VJ : Nous ne nous engagerons pas dans la mise en œuvre du plan Ahtisaari, que nous avons rejeté. Ce serait une grande erreur. Belgrade veut avoir une approche constructive. Nous sommes prêts à discuter, mais sans passer certaines lignes rouges.

CdB : L’intégration européenne est une de vos priorités. Or, la poursuite du processus d’intégration suppose une pleine coopération avec le Tribunal pénal international, et le nouveau ministre de l’Intérieur, Ivica Dačić, vient de déclarer que cette coopération avec le TPI ne serait pas la « priorité » du nouveau gouvernement….

VJ : Vous avez dû mal comprendre les propos de M.Dačić. Nous allons pleinement coopérer avec le TPI. Il n’y a aucun dilemme, notre gouvernement fera tout pour lever tous les obstacles sur la voie de l’intégration. Nous avons reçu, en ce sens, un mandat clair de la part des citoyens.

CdB : Vous rencontrez tout à l’heure M.Kouchner.
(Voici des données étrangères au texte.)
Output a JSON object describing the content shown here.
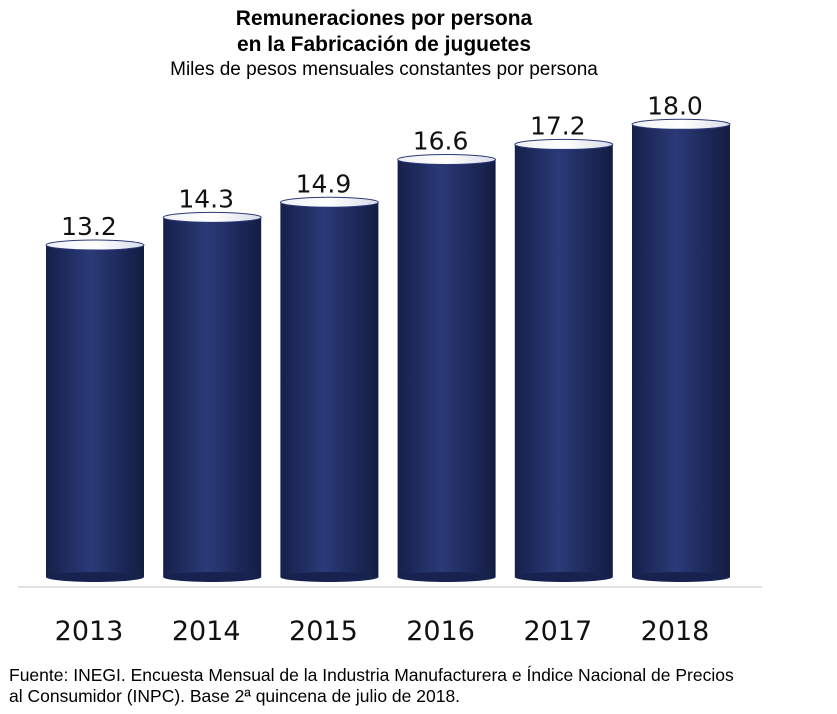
{
  "header": {
    "title_line1": "Remuneraciones por persona",
    "title_line2": "en la Fabricación de juguetes",
    "subtitle": "Miles de pesos mensuales constantes por persona"
  },
  "chart_data": {
    "type": "bar",
    "title": "Remuneraciones por persona en la Fabricación de juguetes",
    "subtitle": "Miles de pesos mensuales constantes por persona",
    "categories": [
      "2013",
      "2014",
      "2015",
      "2016",
      "2017",
      "2018"
    ],
    "values": [
      13.2,
      14.3,
      14.9,
      16.6,
      17.2,
      18.0
    ],
    "data_labels": [
      "13.2",
      "14.3",
      "14.9",
      "16.6",
      "17.2",
      "18.0"
    ],
    "xlabel": "",
    "ylabel": "",
    "bar_style": "cylinder",
    "bar_color": "#1f2b5e",
    "grid": false,
    "legend": "none"
  },
  "footer": {
    "source_line1": "Fuente: INEGI. Encuesta Mensual de la Industria Manufacturera e Índice Nacional de Precios",
    "source_line2": "al Consumidor (INPC). Base 2ª quincena de julio de 2018."
  }
}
Qu’attendez-vous de cet entretien ?

VJ : Nous devons développer une collaboration étroite avec la France, qui préside l’UE. Notre objectif est d’obtenir le statut officiel de pays candidat d’ici la fin de la présidence française, c’est-à-dire d’ici la fin de l’année. Il existe bien sûr d’importantes différences de points de vue, notamment à propos du Kosovo entre nous, mais nous devons trouver une manière de collaborer, pour avancer vers nos objectifs fondamentaux : la paix et la stabilité dans des Balkans intégrés dans l’Union européenne.